For anyone who is overweight, afflicted with high blood pressure and looking to build muscle mass while also alleviating their symptoms of asthma, the herbal supplement forskolin might be just what the doctor ordered. Or at least it’s worth a discussion with your physician or other health-care professional, mindful of forskolin’s purported wide range of health benefits.
Forskolin, has, like a few other herbal supplements linked to the ancient practice of Ayurvedic medicine – dating back thousands of years – become quite the rage in recent years. Media-driven endorsements from the likes of Doctor Oz have catapulted forskolin to the pinnacle of commercial hype, along the way even being tabbed as “lightning in a bottle” and “miracle flower,” among other catchy nicknames. This is all because of forskolin’s recent popularity as an apparent weight-loss supplement, making it a star player in what has become a $60 billion industry.
What is Forskolin?
Forskolin is a chemical compound harvested from the plant Coleus forskohlii most commonly found in India and Thailand. It has been used in medical treatments for centuries for a variety of benefits or ailments, especially in Ayurvedic medicine, a millennia-old healing science based on wholeness and entire-body health, per draxe.com. Among forskolin ‘s centuries-old uses have been as a treatment for conditions such as heart problems, digestive issues, skin problems, and asthma, among other things.
A Weight-Loss Marvel?
OK, that’s all well and good, but what catches most health-conscious people’s attention here in the 21st century is all the hubbub about forskolin’s purported “magic” in stimulating weight loss in folks looking to drop a few pounds, and quickly. Realists will say that forskolin’s weight-loss reputation has outpaced its actual dietary performance, although several studies have suggested that the stuff really does work, even if tested on relatively small samples, and not all of them human.
One of the earliest such studies, conducted in 2005 at the University of Kansas, tested 30 overweight or obese men over a 12-week period using a forskolin extract taken two times daily. While no significant weight loss was reported, it was shown that the men’s body composition showed some positive changes, including reductions in body fat percentage and fat mass, per draxe.com. Additionally, the forskolin-supplemented men showed an increase in bone mass and testosterone levels in their blood.
A similar study done on women a few months later showed no discernible changes in their weight or body composition; however, a more recent university study involving six overweight women given 250 milligrams of 10-percent pure natural forskolin extract twice a day for nine weeks showed an average weight loss of 10 pounds, an 8-percent reduction of body fat, and even lowered blood pressure. Sure, it’s a small sample size, but the results are what they are.
How Does Forskolin Apparently Work?
When it comes to the weight-loss aspect of its properties, scientists have found forskolin effective in activating what’s known as “cAMP accumulation” – short for cyclic adenosine monophosphate (or “cyclic amp) – which impacts various biological processes, such as those involved in the regulation of blood glucose and fat metabolism levels.
Digging a bit deeper, per supplementpolice.com, this process involves the activation of cellular adenylate cyclase, which has a natural ability to stimulate hormones that activate the body’s fat-burning mechanisms, hence forskolin’s link to weight loss and its “lightning in a bottle” reputation, as overhyped as it might be.

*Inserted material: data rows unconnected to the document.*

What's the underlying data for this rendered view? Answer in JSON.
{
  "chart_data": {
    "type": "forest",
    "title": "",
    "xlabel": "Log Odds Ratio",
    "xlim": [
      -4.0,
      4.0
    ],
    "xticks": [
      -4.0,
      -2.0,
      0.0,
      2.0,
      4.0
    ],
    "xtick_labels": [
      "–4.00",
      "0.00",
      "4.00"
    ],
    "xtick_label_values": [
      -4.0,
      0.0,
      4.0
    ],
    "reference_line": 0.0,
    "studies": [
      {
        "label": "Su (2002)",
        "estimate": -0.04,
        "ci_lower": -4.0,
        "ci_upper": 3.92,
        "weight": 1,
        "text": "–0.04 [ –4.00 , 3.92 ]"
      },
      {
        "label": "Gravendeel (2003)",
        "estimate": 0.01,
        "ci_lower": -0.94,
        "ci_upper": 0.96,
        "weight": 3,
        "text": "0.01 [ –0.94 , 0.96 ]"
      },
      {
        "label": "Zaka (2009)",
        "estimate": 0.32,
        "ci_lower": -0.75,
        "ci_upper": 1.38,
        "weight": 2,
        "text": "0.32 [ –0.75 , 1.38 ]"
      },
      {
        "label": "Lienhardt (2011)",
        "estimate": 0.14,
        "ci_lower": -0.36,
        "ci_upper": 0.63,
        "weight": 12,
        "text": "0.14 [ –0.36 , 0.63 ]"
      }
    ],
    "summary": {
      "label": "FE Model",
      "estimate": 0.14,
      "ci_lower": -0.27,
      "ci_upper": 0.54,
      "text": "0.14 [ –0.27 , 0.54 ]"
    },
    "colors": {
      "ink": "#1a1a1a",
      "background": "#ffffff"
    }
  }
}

Forskolin’s Other Health Benefits
There’s plenty of other reasons to keep forskolin supplements nearby, although, like with anything, it’s probably worth a discussion with your personal physician before you hit this stuff full throttle expecting “miracles.” Here are some of its other reported benefits:
- Alleviate asthma symptoms. Once again, forskolin’s ability to boost the levels of cAMP can help relax the muscles surrounding the bronchial tubes, thus making it easier to breathe, per webmd.com.

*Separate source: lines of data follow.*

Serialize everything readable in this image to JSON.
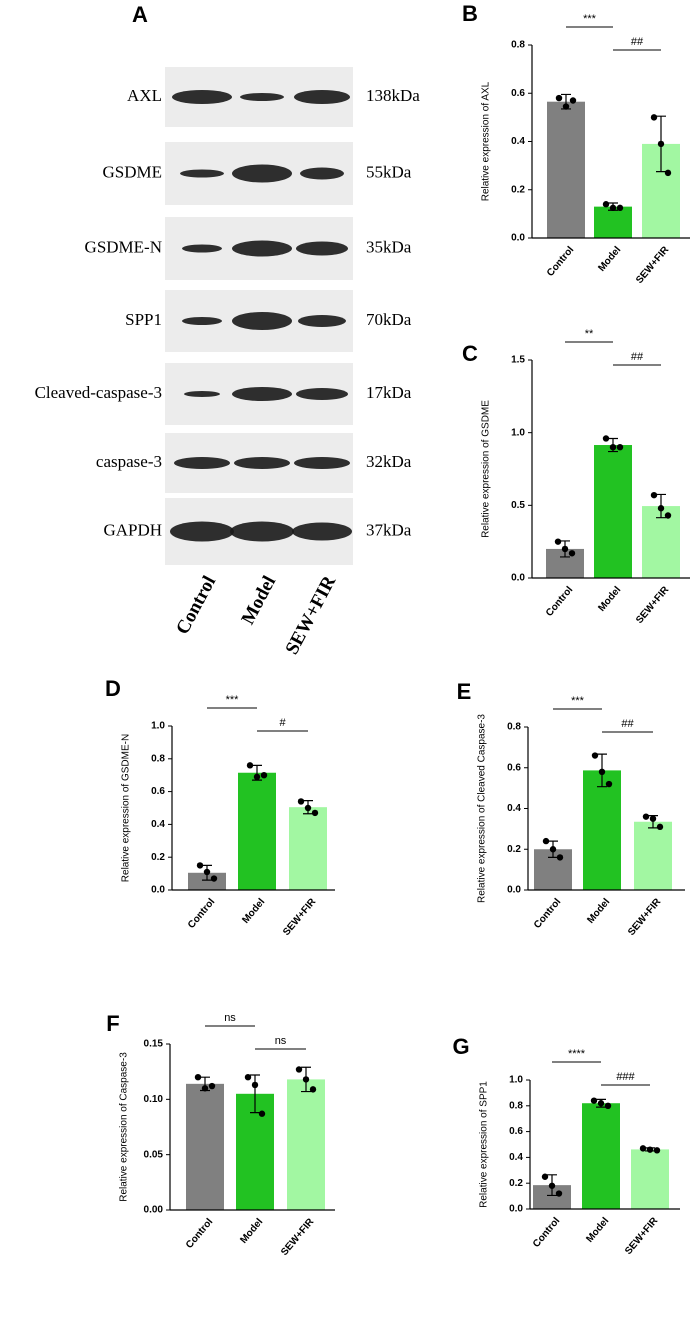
{
  "blot": {
    "label": "A",
    "rows": [
      {
        "name": "AXL",
        "size": "138kDa"
      },
      {
        "name": "GSDME",
        "size": "55kDa"
      },
      {
        "name": "GSDME-N",
        "size": "35kDa"
      },
      {
        "name": "SPP1",
        "size": "70kDa"
      },
      {
        "name": "Cleaved-caspase-3",
        "size": "17kDa"
      },
      {
        "name": "caspase-3",
        "size": "32kDa"
      },
      {
        "name": "GAPDH",
        "size": "37kDa"
      }
    ],
    "lanes": [
      "Control",
      "Model",
      "SEW+FIR"
    ]
  },
  "chart_data": [
    {
      "type": "bar",
      "label": "B",
      "ylabel": "Relative expression of AXL",
      "categories": [
        "Control",
        "Model",
        "SEW+FIR"
      ],
      "colors": [
        "#808080",
        "#22c222",
        "#a2f7a2"
      ],
      "values": [
        0.565,
        0.13,
        0.39
      ],
      "errors": [
        0.03,
        0.015,
        0.115
      ],
      "points": [
        [
          0.58,
          0.545,
          0.57
        ],
        [
          0.14,
          0.125,
          0.125
        ],
        [
          0.5,
          0.39,
          0.27
        ]
      ],
      "significance": [
        "***",
        "##"
      ],
      "ylim": [
        0,
        0.8
      ],
      "yticks": [
        {
          "value": 0,
          "label": "0.0"
        },
        0.2,
        0.4,
        0.6,
        0.8
      ]
    },
    {
      "type": "bar",
      "label": "C",
      "ylabel": "Relative expression of GSDME",
      "categories": [
        "Control",
        "Model",
        "SEW+FIR"
      ],
      "colors": [
        "#808080",
        "#22c222",
        "#a2f7a2"
      ],
      "values": [
        0.2,
        0.915,
        0.495
      ],
      "errors": [
        0.055,
        0.045,
        0.08
      ],
      "points": [
        [
          0.25,
          0.2,
          0.17
        ],
        [
          0.96,
          0.9,
          0.9
        ],
        [
          0.57,
          0.48,
          0.43
        ]
      ],
      "significance": [
        "**",
        "##"
      ],
      "ylim": [
        0,
        1.5
      ],
      "yticks": [
        {
          "value": 0,
          "label": "0.0"
        },
        0.5,
        {
          "value": 1,
          "label": "1.0"
        },
        1.5
      ]
    },
    {
      "type": "bar",
      "label": "D",
      "ylabel": "Relative expression of GSDME-N",
      "categories": [
        "Control",
        "Model",
        "SEW+FIR"
      ],
      "colors": [
        "#808080",
        "#22c222",
        "#a2f7a2"
      ],
      "values": [
        0.105,
        0.715,
        0.505
      ],
      "errors": [
        0.045,
        0.045,
        0.04
      ],
      "points": [
        [
          0.15,
          0.11,
          0.07
        ],
        [
          0.76,
          0.69,
          0.7
        ],
        [
          0.54,
          0.5,
          0.47
        ]
      ],
      "significance": [
        "***",
        "#"
      ],
      "ylim": [
        0,
        1
      ],
      "yticks": [
        {
          "value": 0,
          "label": "0.0"
        },
        0.2,
        0.4,
        0.6,
        0.8,
        {
          "value": 1,
          "label": "1.0"
        }
      ]
    },
    {
      "type": "bar",
      "label": "E",
      "ylabel": "Relative expression of Cleaved Caspase-3",
      "categories": [
        "Control",
        "Model",
        "SEW+FIR"
      ],
      "colors": [
        "#808080",
        "#22c222",
        "#a2f7a2"
      ],
      "values": [
        0.2,
        0.587,
        0.335
      ],
      "errors": [
        0.04,
        0.08,
        0.03
      ],
      "points": [
        [
          0.24,
          0.2,
          0.16
        ],
        [
          0.66,
          0.58,
          0.52
        ],
        [
          0.36,
          0.35,
          0.31
        ]
      ],
      "significance": [
        "***",
        "##"
      ],
      "ylim": [
        0,
        0.8
      ],
      "yticks": [
        {
          "value": 0,
          "label": "0.0"
        },
        0.2,
        0.4,
        0.6,
        0.8
      ]
    },
    {
      "type": "bar",
      "label": "F",
      "ylabel": "Relative expression of Caspase-3",
      "categories": [
        "Control",
        "Model",
        "SEW+FIR"
      ],
      "colors": [
        "#808080",
        "#22c222",
        "#a2f7a2"
      ],
      "values": [
        0.114,
        0.105,
        0.118
      ],
      "errors": [
        0.006,
        0.017,
        0.011
      ],
      "points": [
        [
          0.12,
          0.11,
          0.112
        ],
        [
          0.12,
          0.113,
          0.087
        ],
        [
          0.127,
          0.118,
          0.109
        ]
      ],
      "significance": [
        "ns",
        "ns"
      ],
      "ylim": [
        0,
        0.15
      ],
      "yticks": [
        {
          "value": 0,
          "label": "0.00"
        },
        0.05,
        {
          "value": 0.1,
          "label": "0.10"
        },
        0.15
      ]
    },
    {
      "type": "bar",
      "label": "G",
      "ylabel": "Relative expression of SPP1",
      "categories": [
        "Control",
        "Model",
        "SEW+FIR"
      ],
      "colors": [
        "#808080",
        "#22c222",
        "#a2f7a2"
      ],
      "values": [
        0.185,
        0.82,
        0.462
      ],
      "errors": [
        0.08,
        0.03,
        0.012
      ],
      "points": [
        [
          0.25,
          0.18,
          0.12
        ],
        [
          0.84,
          0.82,
          0.8
        ],
        [
          0.47,
          0.46,
          0.455
        ]
      ],
      "significance": [
        "****",
        "###"
      ],
      "ylim": [
        0,
        1
      ],
      "yticks": [
        {
          "value": 0,
          "label": "0.0"
        },
        0.2,
        0.4,
        0.6,
        0.8,
        {
          "value": 1,
          "label": "1.0"
        }
      ]
    }
  ]
}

- Treat glaucoma. A small study, per webmd.com, suggests that forskolin can reduce the pressure in eyes associated with glaucoma. In this regard, forskolin is seen as a safe alternative to prescription drugs such as beta blockers for glaucoma patients who also have asthma.

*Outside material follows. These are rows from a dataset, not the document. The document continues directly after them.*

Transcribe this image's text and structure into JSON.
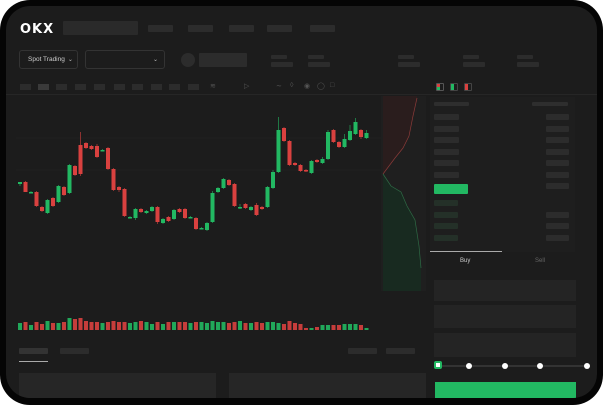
{
  "header": {
    "logo": "OKX"
  },
  "market_selector": {
    "label": "Spot Trading",
    "chevron": "chevron-down-icon"
  },
  "pair_selector": {
    "value": "",
    "chevron": "chevron-down-icon"
  },
  "order_panel": {
    "tabs": [
      {
        "label": "Buy",
        "active": true
      },
      {
        "label": "Sell",
        "active": false
      }
    ],
    "slider_percent": 0,
    "slider_stops": [
      0,
      25,
      50,
      75,
      100
    ]
  },
  "colors": {
    "up": "#22b862",
    "down": "#d9413f",
    "background": "#1c1c1c",
    "accent": "#22b862"
  },
  "candles": [
    [
      56,
      58,
      58,
      54
    ],
    [
      58,
      48,
      59,
      48
    ],
    [
      48,
      48,
      49,
      47
    ],
    [
      48,
      34,
      49,
      33
    ],
    [
      33,
      29,
      34,
      28
    ],
    [
      27,
      40,
      41,
      26
    ],
    [
      42,
      34,
      43,
      33
    ],
    [
      38,
      54,
      55,
      37
    ],
    [
      53,
      45,
      54,
      44
    ],
    [
      47,
      75,
      76,
      46
    ],
    [
      74,
      65,
      75,
      64
    ],
    [
      95,
      66,
      108,
      64
    ],
    [
      97,
      92,
      98,
      91
    ],
    [
      94,
      91,
      95,
      90
    ],
    [
      94,
      83,
      96,
      82
    ],
    [
      90,
      90,
      91,
      89
    ],
    [
      92,
      71,
      93,
      70
    ],
    [
      71,
      50,
      72,
      49
    ],
    [
      53,
      50,
      54,
      48
    ],
    [
      51,
      24,
      52,
      23
    ],
    [
      23,
      23,
      24,
      22
    ],
    [
      22,
      31,
      32,
      20
    ],
    [
      31,
      28,
      32,
      27
    ],
    [
      27,
      29,
      30,
      26
    ],
    [
      29,
      33,
      34,
      28
    ],
    [
      33,
      18,
      34,
      16
    ],
    [
      17,
      21,
      22,
      16
    ],
    [
      23,
      19,
      24,
      18
    ],
    [
      21,
      30,
      31,
      20
    ],
    [
      31,
      28,
      32,
      27
    ],
    [
      31,
      22,
      32,
      21
    ],
    [
      23,
      23,
      24,
      22
    ],
    [
      22,
      11,
      23,
      10
    ],
    [
      12,
      12,
      13,
      11
    ],
    [
      10,
      17,
      18,
      9
    ],
    [
      18,
      47,
      49,
      17
    ],
    [
      48,
      52,
      53,
      47
    ],
    [
      52,
      61,
      62,
      51
    ],
    [
      60,
      55,
      61,
      54
    ],
    [
      56,
      34,
      57,
      33
    ],
    [
      33,
      33,
      36,
      31
    ],
    [
      36,
      32,
      37,
      31
    ],
    [
      30,
      33,
      34,
      29
    ],
    [
      35,
      25,
      37,
      24
    ],
    [
      33,
      31,
      34,
      30
    ],
    [
      33,
      53,
      54,
      32
    ],
    [
      52,
      68,
      70,
      51
    ],
    [
      68,
      110,
      123,
      67
    ],
    [
      112,
      99,
      113,
      98
    ],
    [
      99,
      75,
      100,
      74
    ],
    [
      77,
      75,
      78,
      74
    ],
    [
      75,
      69,
      76,
      68
    ],
    [
      70,
      69,
      71,
      68
    ],
    [
      67,
      79,
      80,
      66
    ],
    [
      80,
      78,
      81,
      77
    ],
    [
      77,
      81,
      83,
      76
    ],
    [
      81,
      108,
      110,
      80
    ],
    [
      110,
      98,
      111,
      97
    ],
    [
      98,
      93,
      99,
      92
    ],
    [
      93,
      101,
      106,
      92
    ],
    [
      100,
      109,
      115,
      99
    ],
    [
      106,
      118,
      122,
      105
    ],
    [
      110,
      103,
      111,
      101
    ],
    [
      102,
      107,
      110,
      101
    ]
  ],
  "volumes": [
    7,
    8,
    5,
    8,
    6,
    9,
    7,
    7,
    8,
    12,
    11,
    12,
    9,
    8,
    8,
    7,
    8,
    9,
    8,
    8,
    7,
    8,
    9,
    8,
    6,
    8,
    6,
    8,
    8,
    8,
    8,
    7,
    8,
    8,
    7,
    9,
    8,
    8,
    7,
    8,
    9,
    7,
    7,
    8,
    7,
    8,
    8,
    7,
    6,
    9,
    7,
    6,
    2,
    2,
    3,
    5,
    5,
    5,
    5,
    6,
    6,
    6,
    5,
    2
  ]
}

- Treat hypertension. A study conducted in India, per draxe.com, found forskolin effective in reducing blood pressure in 75 percent of hypertensive patients. That helps explain forskolin’s connection to heart health in general.
- Maintain healthy blood-sugar levels. A 2014 study involving rats showed reduced fasting blood glucose levels over the course of their being administered forskolin for eight weeks.
- Alzheimer’s disease. A July 2016 study on rats published in the Journal of Neuropathology and Experimental Neurology, per draxe.com, found that giving them forskolin reduced some of the negative physical symptoms normally associated with Alzheimer’s, such as plaque buildup in the brain and inflammatory activity.